Wait, I didn’t expand on the “not that hard” aspect of the situation. The thing is, because hardly anybody works to solve actual real problems, it gives anyone an opportunity to do just that. And man, linking videos is hairy, because they are harder to follow than text, but I can’t resist. NeetCode recently published a video titled “I don’t like Programming”, where he says that he made a series of videos teaching L33t code. He was just a dude, probably from a good family, but still. Guess what, because his work was exceptionally good, he interviewed at Google on that basis and got a job. And what a job! Based on his description I wouldn’t class him as a “rest and vest” engineer, but he hated the job and didn’t even do it. As this was pre-LLM, he was solving his work assignments with StackOverflow and he hated it. And because it was unbearable, he eventually quit. While I don’t know what he does for a living nowadays, I suspect he can leverage his YouTube channel with 1M+ subscribers.
So, there you have it. As long as you do actual work, you can succeed. But not through employment, because the second you land that position, the company that hired you will stifle your mojo, because they don’t want you to succeed, they want the company to succeed.
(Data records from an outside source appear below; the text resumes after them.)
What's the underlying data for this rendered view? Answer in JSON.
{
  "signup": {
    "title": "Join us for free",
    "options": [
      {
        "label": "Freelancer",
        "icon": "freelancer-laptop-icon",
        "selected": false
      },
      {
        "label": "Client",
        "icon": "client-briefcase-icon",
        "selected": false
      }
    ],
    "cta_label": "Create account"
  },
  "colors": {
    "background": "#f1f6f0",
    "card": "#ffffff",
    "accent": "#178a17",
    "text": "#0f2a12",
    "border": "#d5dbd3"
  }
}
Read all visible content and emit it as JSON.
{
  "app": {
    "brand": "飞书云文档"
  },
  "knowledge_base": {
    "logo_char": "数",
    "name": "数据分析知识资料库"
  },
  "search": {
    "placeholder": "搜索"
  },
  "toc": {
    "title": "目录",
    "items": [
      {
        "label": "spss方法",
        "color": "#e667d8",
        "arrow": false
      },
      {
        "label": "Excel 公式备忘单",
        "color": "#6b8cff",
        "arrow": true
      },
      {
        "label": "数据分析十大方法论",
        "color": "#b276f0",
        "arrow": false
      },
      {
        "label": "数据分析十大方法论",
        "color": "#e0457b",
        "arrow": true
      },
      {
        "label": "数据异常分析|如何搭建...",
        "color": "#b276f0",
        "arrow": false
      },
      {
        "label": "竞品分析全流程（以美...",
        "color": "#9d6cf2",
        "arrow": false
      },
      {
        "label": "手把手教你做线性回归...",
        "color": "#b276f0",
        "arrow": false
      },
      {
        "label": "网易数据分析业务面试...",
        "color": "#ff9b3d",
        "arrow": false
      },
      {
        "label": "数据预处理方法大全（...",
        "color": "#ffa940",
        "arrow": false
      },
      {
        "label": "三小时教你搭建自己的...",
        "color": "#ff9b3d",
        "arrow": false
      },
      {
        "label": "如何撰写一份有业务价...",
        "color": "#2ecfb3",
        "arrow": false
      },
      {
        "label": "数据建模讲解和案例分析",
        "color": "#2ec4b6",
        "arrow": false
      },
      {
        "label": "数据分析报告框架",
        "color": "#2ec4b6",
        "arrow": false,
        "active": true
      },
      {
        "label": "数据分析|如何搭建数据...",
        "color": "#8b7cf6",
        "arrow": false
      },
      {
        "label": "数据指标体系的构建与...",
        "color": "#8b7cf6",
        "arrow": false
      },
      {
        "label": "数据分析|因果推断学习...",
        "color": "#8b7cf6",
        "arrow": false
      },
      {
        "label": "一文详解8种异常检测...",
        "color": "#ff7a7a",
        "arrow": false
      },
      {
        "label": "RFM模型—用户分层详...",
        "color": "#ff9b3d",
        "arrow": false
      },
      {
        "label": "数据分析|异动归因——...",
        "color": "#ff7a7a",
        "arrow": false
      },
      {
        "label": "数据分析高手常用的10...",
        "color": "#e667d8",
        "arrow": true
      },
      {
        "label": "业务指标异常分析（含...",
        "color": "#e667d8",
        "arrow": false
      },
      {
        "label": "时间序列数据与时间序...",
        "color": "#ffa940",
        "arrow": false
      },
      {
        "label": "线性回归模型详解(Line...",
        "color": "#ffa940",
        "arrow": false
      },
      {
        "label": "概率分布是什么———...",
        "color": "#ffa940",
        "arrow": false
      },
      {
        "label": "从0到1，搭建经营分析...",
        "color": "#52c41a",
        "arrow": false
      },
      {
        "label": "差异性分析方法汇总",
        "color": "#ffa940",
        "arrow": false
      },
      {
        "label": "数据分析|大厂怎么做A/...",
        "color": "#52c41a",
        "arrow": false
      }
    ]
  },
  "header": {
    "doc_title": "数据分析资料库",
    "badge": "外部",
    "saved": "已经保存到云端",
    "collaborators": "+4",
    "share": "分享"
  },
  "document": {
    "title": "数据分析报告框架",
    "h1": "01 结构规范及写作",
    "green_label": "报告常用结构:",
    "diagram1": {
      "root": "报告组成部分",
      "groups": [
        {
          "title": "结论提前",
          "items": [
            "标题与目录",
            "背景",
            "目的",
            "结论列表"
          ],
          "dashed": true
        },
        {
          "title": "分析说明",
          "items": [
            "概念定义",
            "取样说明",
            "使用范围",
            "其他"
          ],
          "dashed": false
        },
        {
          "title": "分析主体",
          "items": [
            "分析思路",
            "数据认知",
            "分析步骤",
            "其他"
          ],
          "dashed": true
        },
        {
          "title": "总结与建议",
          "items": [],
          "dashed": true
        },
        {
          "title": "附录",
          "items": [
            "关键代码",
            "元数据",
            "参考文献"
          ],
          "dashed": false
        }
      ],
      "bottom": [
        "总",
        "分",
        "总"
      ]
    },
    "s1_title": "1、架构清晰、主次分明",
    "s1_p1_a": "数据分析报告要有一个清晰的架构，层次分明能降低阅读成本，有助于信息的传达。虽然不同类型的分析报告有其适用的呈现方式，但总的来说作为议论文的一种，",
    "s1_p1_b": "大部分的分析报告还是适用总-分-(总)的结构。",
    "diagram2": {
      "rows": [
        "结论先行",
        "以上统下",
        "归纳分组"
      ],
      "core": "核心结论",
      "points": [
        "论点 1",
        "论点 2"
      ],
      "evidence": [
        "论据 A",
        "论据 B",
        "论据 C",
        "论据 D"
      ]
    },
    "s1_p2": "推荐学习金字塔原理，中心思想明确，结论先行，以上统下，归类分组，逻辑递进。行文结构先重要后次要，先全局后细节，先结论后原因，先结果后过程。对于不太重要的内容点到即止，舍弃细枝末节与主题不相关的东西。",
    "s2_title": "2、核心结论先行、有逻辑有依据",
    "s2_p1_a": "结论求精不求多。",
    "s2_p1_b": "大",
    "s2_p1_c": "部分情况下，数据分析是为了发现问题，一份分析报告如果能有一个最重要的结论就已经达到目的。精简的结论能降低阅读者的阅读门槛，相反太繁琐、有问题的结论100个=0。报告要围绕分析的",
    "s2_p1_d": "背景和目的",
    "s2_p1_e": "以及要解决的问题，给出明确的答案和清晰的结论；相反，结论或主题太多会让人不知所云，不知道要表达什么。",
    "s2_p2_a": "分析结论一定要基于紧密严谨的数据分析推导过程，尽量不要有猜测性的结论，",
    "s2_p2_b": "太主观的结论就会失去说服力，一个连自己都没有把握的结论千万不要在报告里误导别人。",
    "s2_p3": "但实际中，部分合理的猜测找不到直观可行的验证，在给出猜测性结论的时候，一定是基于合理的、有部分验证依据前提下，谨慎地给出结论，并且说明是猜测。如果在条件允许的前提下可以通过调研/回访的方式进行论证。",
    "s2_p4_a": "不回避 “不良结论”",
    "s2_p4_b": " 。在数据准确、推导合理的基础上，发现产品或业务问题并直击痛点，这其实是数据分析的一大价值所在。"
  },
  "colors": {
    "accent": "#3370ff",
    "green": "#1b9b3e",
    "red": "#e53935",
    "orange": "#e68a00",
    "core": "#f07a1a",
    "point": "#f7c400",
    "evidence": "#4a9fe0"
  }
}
You can get the paycheque, if you want, but you can’t use your skills in return. This is the cold hard truth of the matter.
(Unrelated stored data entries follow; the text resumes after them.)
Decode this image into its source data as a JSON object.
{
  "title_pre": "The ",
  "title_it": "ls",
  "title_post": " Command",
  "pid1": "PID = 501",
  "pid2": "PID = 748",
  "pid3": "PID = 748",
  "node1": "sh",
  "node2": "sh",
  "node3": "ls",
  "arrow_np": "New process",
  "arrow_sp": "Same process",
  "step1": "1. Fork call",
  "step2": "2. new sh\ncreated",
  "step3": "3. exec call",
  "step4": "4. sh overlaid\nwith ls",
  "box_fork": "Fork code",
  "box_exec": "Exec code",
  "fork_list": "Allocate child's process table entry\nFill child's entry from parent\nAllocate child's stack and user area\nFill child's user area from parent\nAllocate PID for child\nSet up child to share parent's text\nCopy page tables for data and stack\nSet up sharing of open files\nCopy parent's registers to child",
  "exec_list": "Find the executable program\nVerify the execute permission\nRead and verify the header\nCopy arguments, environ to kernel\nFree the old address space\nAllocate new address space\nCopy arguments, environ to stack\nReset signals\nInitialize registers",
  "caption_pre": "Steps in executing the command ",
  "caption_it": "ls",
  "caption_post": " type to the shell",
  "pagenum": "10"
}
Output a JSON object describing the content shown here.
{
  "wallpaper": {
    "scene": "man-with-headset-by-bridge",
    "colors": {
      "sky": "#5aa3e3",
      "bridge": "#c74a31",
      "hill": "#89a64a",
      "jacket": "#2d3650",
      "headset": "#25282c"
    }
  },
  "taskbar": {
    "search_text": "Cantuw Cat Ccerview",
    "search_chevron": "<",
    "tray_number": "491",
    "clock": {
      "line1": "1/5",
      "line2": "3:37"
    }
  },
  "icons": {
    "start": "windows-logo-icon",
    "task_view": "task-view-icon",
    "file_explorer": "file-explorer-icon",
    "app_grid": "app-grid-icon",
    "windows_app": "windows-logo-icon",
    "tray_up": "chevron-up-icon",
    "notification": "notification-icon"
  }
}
Finally, I doubt anyone at Facebook will read this, but I’d like to suggest that you guys have to put your knowledge, experience and reportedly high IQ (as reported by your employer) where your mouth is and take the sack. If you’re so good, surely you can make a living in some other way. Surely, in the so-called “first world”, the best engineers can make a dignified living. Because my background was less fortunate, many will say I am just mean because I’m envious, but the first thing that people tell me is that the world is unfair. Well, my gulag-bound friends, life is unfair not only for the guy who has to put the fries in the bag (lil’ bro), but also for the best American engineers. And ultimately, while on my last rewatch I saw how corny the movie is, there’s a quote from Kingdom of Heaven that I will adopt here:
“Facebook may move an engineer. A paycheck may claim a draftee. That engineer can also move himself, and only then do they truly begin their own game. Remember that howsoever you are played, or by whom… your soul is in your keeping alone. Even though those who presume to play you be CEOs or men of power. When you stand before God, you cannot say, ‘but I was told by others to do thus,’ or that having virtue was not convenient at the time. This will not suffice. Remember that.”